Qu'est ce qui vous a poussé à retourner en studio?


Le 15 aout 2008, j'étais sur un banc à Venise, au soleil, j'attendais le bateau taxi après trois jours merveilleux. Je suis tombé sur le Financial Times, un journal que je ne lis jamais, et j'ai vu ce titre sur les subprimes. J'ai senti tout de suite que c'était pas bon. Quelques temps après , j'ai rencontré un banquier qui m'a expliqué le topo et pour la première fois, moi Suisse, chanteur à succès avec des enfants dans de bonnes écoles, je me suis senti vraiment inquiet. Les événements sont arrivés: la Grèce, l'Espagne, l'Italie... J'étais vraiment déstabilisé. J'ai eu envie de faire un disque qui m'apaise , qui me calme et qui alerte aussi. Je ne suis pas financier, ni politicien, je suis juste musicien, mais je pensais pouvoir apporter quelque chose, quand même.

Comme payer vos impôts en France, alors que vous êtes Suisse ?
Oui, ici ils veulent vraiment votre argent ! (Rires) Surtout depuis que les ministres vont mettre le leur en Suisse...

Pourquoi la Camargue?
Madame voulait du soleil, mais on était encore trop jeunes pour s'installer sur la Côte d'Azur. Et puis il y avait dejà U2 (rires). Je pensais à l'Espagne, mais comme j'avais fait les voix d'Eldorado en Camargue et que ça m'avait plu, j'y suis resté. Mais je pense déjà à repartir. Je suis rarement resté plus de cinq ans au même endroit.

Le disque est très court: 12 chansons, à peine plus de 30 minutes...

C'était l'idée. Personne n'a plus le temps de rien. 30 minutes, on peut encore les trouver pour écouter un disque en rentrant du boulot. C'est un disque un peu crépusculaire, à écouter plutôt le soir. C'est aussi un hommage à la façon dont on écoutait nos 33 tours en vynile, comme le mur d'enceintes acoustiques qui constitue le fond de scène de la tournée.

Il y a plusieurs chansons en dialecte Bernois et en concert vous en faites aussi plus qu'avant. C'est un hasard?
Non, elles remplacent les chansons en anglais parce que je suis un peu fâché avec les américains depuis les subprimes et la guerre en Irak et en Afghanistan.

Miossec et Mark Daumeil de Cocoon ont écrit des textes pour l'album. Djian n'était pas jaloux ?
Plus depuis que je l'ai obligé à faire de la scène avec moi. Il a compris que la musique c'est du partage. Miossec est venu en vacances chez moi. C'est l'avantage d'habiter dans le Sud, mais curieusement ça ne marche qu'en été (rires). On a écrit en s'amusant assez de chansons pour faire un double album. J'en ai gardé une, il en prendra peut être pour son prochain disque, Axelle Red en veut une aussi... Mark, c'est la maison de disques qui voulait que je le rencontre. Je n'étais pas sur que c'était une bonne idée, parce que je ne voulais pas faire un disque de folk. Mais en une après midi on avait déja écrit trois chansons...

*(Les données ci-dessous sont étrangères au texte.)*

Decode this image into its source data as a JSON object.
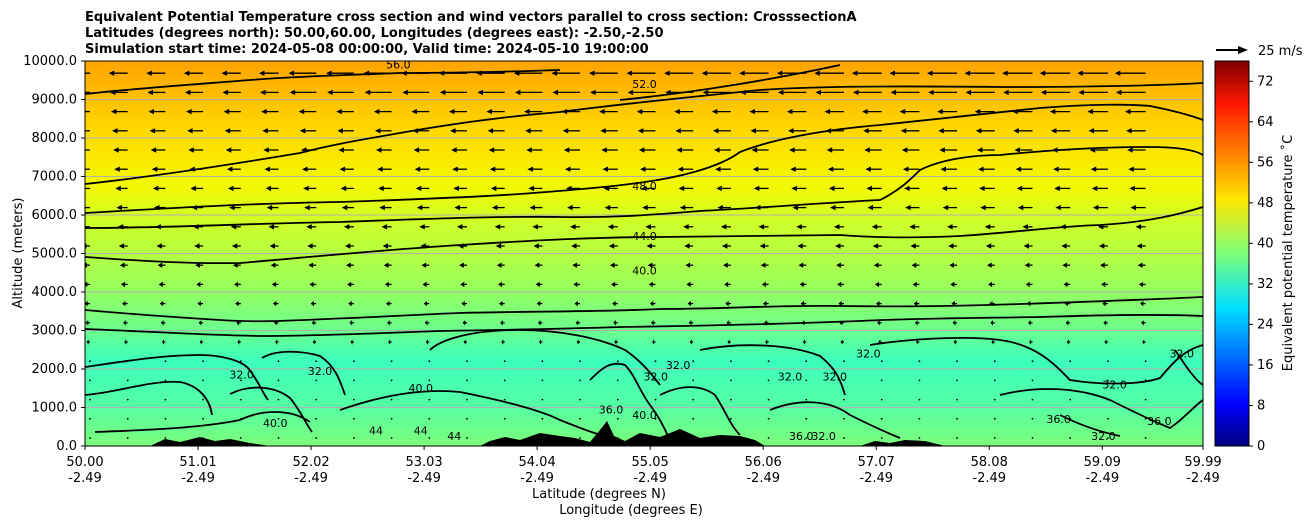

Lors de notre dernière rencontre, nous avions eu une longue conversation sur la crise du disque. Croyez vous toujours que les majors y survivront ?

J'en suis persuadé. Dans les cinq ans qui viennent, elles vont à nouveau faire beaucoup d'argent avec l'écoute en streaming. Universal a le catalogue et les tuyaux qu'il faut pour ça. Il ne leur sera pas difficile de convaincre tout le monde qu'avec un abonnement de 50 euros par mois on pourra écouter toute la musique et regarder tous les films qu'on veut. Mais nous, il faudra toujours qu'on aille gagner notre vie en concert. L'an dernier, j'ai touché 128€ de Deezer. Et je suis un artiste écouté sur cette plateforme...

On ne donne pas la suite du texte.